Shadow attorney-general Baroness Chakrabarti questioned the Government's justification for the attacks on Syria, telling BBC Radio 4's Today programme:
"You can't use force under international law just to punish Syria for bad behaviour.
"You have to actually be using urgent, necessary and proportionate force. And you have to do it with the will of the world behind you."
She added: "I think that Parliament should have been recalled before the strike.
“Some people will suspect that that didn't happen because of government concerns that they couldn't get the vote in Parliament. And that to me is not a good enough reason."
The shadow attorney general said:
"The Government has not passed the tests it set for itself.
"I don't think that the Government can demonstrate convincing evidence and a general acceptance by the international community that they had to act in the way they did a few days ago."
Boris Johnson, arriving for a summit of European Union foreign ministers in Luxembourg, said:
"The action that was taken by France, by the UK, by the United States in launching calibrated and proportionate strikes against Assad's chemical weapons capabilities, was entirely right, entirely the right thing to do - right for the UK and right for the world.
The Foreign Secretary stressed it was "not an attempt to change the tide of the war in Syria or to have regime change" and "the Syrian war in many ways will go on in its horrible, miserable way".
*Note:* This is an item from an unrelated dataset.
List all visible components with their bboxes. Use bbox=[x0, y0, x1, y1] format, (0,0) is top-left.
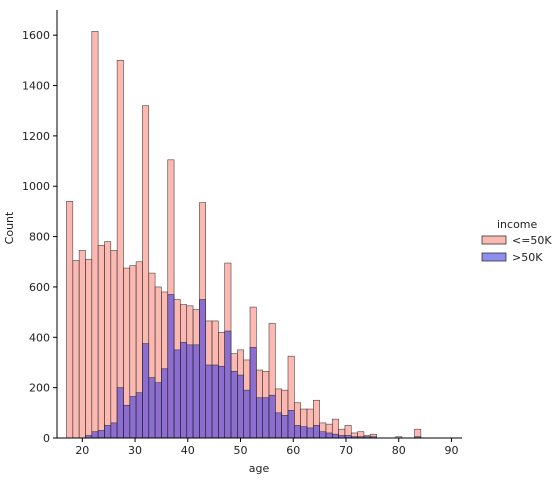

"But it was the world saying that we have had enough of the use of chemical weapons, the erosion of that taboo that has been in place for 100 years has gone too far under Bashar Assad," he said.
"It was time that we said no and it was totally, therefore, the right thing to do."
The UK dismissed as "ludicrous" a suggestion from Russia that it was behind the Douma chemical weapons attack.
At a meeting of the Organisation for the Prohibition of Chemical Weapons (OPCW), UK representative Peter Wilson said: "Russia has argued that the attack on Douma was somehow staged, or faked.
"They have even suggested that the UK was behind the attack. That is ludicrous.
"The attack on Douma was not reported by just a sole source in opposition to the regime. There are multiple eyewitness accounts, substantial video footage, accounts from first responders and medical evidence."
He said Moscow was "spreading conspiracy theories and misinformation" to undermine the integrity of the OPCW's fact-finding mission to Syria.